FTP Home   WSS Home   Customer Service   Site Map
 

Strategies for Dealing With Exchange Storage
Exchange data is too important to delete, and too massive to keep online. Here's how to alleviate the headaches.
by Alan Maddison

January 25, 2005

Thanks to the growing use and importance of e-mail, IT managers have the unenviable task of keeping large volumes of files online or at least easily recoverable. E-mail storage is more than a convenience issue for users because organizations need to comply with myriad legal and security considerations (see the sidebar, “Legislative Burden on IT”). Fortunately, for organizations that have moved to Exchange 2003, Microsoft has stepped up to the plate and added features and enhancements that help with the day-to-day problems IT managers face.

However, even with the latest technology, it is important to document, document, document all procedures, processes, and daily activities. Exchange administration can be difficult. Daily routines are often filled with problems that need fixing and users who need help. Urgent tasks overwhelm important tasks. Low-urgency chores such as documenting procedures, making sure users know what is expected of them, and planning for problems never make it to the front burner.

However, the increasing complexity of Exchange environments means we can no longer afford to put off important tasks. Our lives end up being a whole lot simpler if everyone knows what to do and what is expected of them.

This article covers the areas you need to document to help make your life simpler, as well as meet legal and security requirements. You'll also learn about the tools that will keep data safe, and if something goes wrong, you are in a position to recover the data.

Best Practices: Policies and Procedures
Successful Exchange management is more than getting through the day without annoying users. The best approach to e-mail administration is to look at the big picture and start managing e-mail systems actively. As mentioned previously, the big-picture approach requires documentation of policies and procedures, which many Exchange Administrators overlook.

The process of documentation formalizes and standardizes how IT departments are supposed to do their jobs. This, in turn, helps reduce downtime and errors. It also helps when problems occur, as formalization and standardization reduce the unknowns when troubleshooting. The process of developing and implementing policies that affect an Exchange environment's operation as well as how people use the system will involve many people beyond the messaging group. For example, defer security and legal requirements to the legal department and senior executives.

Your role in these matters is to advise on the technology required to meet legal and security requirements and monitor enforcement.
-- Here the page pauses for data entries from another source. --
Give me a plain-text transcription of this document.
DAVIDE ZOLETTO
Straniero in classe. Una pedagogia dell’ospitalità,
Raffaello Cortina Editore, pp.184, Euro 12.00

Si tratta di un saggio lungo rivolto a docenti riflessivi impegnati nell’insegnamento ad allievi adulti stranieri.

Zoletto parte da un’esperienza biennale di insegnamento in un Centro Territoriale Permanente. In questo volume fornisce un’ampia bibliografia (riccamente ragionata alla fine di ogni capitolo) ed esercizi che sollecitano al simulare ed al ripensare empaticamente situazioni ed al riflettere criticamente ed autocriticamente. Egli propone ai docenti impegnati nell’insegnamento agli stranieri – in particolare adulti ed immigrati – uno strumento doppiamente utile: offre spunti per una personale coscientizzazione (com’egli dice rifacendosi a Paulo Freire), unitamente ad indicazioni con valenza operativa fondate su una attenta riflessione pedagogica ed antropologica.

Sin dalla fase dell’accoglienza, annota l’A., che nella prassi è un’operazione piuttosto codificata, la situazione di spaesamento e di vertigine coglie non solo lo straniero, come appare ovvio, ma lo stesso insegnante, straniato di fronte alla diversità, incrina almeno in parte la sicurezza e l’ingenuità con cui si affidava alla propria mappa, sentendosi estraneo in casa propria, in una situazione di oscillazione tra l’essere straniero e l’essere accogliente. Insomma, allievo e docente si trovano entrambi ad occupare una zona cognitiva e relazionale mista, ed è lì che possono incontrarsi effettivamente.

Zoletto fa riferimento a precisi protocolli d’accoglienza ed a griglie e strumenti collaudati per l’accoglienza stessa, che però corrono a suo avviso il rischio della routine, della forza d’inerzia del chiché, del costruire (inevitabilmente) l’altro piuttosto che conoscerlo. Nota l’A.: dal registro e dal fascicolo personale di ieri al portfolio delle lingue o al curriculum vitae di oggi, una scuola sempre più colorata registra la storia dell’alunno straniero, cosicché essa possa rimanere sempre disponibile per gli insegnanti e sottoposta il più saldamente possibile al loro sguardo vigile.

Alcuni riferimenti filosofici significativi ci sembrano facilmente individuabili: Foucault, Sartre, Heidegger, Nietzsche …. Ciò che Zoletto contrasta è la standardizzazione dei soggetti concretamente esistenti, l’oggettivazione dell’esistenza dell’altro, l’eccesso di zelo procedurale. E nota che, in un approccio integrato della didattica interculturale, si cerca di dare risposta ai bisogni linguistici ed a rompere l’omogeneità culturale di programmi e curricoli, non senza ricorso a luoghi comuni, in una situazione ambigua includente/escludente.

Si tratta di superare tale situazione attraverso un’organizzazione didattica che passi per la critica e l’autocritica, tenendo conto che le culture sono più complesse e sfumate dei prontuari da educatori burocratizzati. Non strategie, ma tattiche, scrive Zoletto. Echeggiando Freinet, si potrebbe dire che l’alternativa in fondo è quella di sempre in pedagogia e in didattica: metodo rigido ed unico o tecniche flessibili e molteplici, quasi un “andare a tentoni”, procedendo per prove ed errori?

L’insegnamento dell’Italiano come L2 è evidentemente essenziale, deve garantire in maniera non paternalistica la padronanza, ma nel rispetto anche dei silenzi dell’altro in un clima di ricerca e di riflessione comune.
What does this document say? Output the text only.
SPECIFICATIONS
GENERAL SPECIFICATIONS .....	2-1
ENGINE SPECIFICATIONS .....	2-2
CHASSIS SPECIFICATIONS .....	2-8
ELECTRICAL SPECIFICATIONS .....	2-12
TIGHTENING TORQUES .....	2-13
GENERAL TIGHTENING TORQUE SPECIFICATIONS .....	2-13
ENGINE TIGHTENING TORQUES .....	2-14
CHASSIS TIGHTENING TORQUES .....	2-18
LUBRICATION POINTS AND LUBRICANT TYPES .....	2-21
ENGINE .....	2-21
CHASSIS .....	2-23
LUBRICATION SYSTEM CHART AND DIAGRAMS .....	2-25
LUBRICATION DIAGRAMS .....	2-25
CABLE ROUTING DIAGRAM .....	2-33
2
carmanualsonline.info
For mundane matters such as e-mail storage limits, attachment sizes, and public folder creation, it is your responsibility to define limits based on your infrastructure. As always, prepare to deal with exceptions. Exceptions should always be well documented and understood, as they often prove to be the source of problems.

Creating procedures is a very different process, and it is one for which the Exchange team is solely responsible. Procedures define the tasks we do and how we carry them out. Typically, Exchange-related procedures can be grouped into four categories: backup and restoration, monitoring and analysis, system administration, and change and configuration management. We cover backup and restoration in a later section because of its importance. If all else fails and you have a well-documented and tested backup and restoration procedure, users will be spared.

The purpose of monitoring and analysis is to measure and understand your hardware and software systems. Monitoring and analysis are central to maintaining a healthy system and preparing you for future changes. For example, without the hard numbers provided by monitoring and analysis, it becomes difficult to justify spending money on new hardware or hiring another administrator. A historical record helps you understand your hardware and software and what is normal behavior. This, of course, allows you to spot signs of trouble as they occur rather than waiting until users complain or systems crash.

Monitoring and analysis can be divided further into performance monitoring and availability management. Performance monitoring covers all of the fundamental measurements required to know how your system is performing and identify when there might be a problem. Examples of counters to measure in performance monitoring include CPU utilization, memory usage, pages per second, average disk queue length, and message queue length. This information allows you to identify bottlenecks and pinpoint trends. Availability management is about maximizing system uptime and is tied closely to performance monitoring. Availability, reliability, and repair time are the key measurements to track.

System administration procedures are tasks completed regularly. Regardless of the frequency of the tasks, the goal is to document the procedure so every administrator understands what needs to be done and how it should be done. Daily tasks include reviewing event logs, checking that backups are completed, adding or deleting users, and reviewing alerts generated by performance monitoring. Less-frequent tasks include security reviews, testing backups, monitoring tape rotation, and database maintenance. Because many system administration tasks are repetitive, one of your goals should be to automate as many of them as possible. This will help reduce errors and increase your availability to handle unexpected problems. A key part of good system administration is understanding the tools that you have at your disposal and how and when they should be used.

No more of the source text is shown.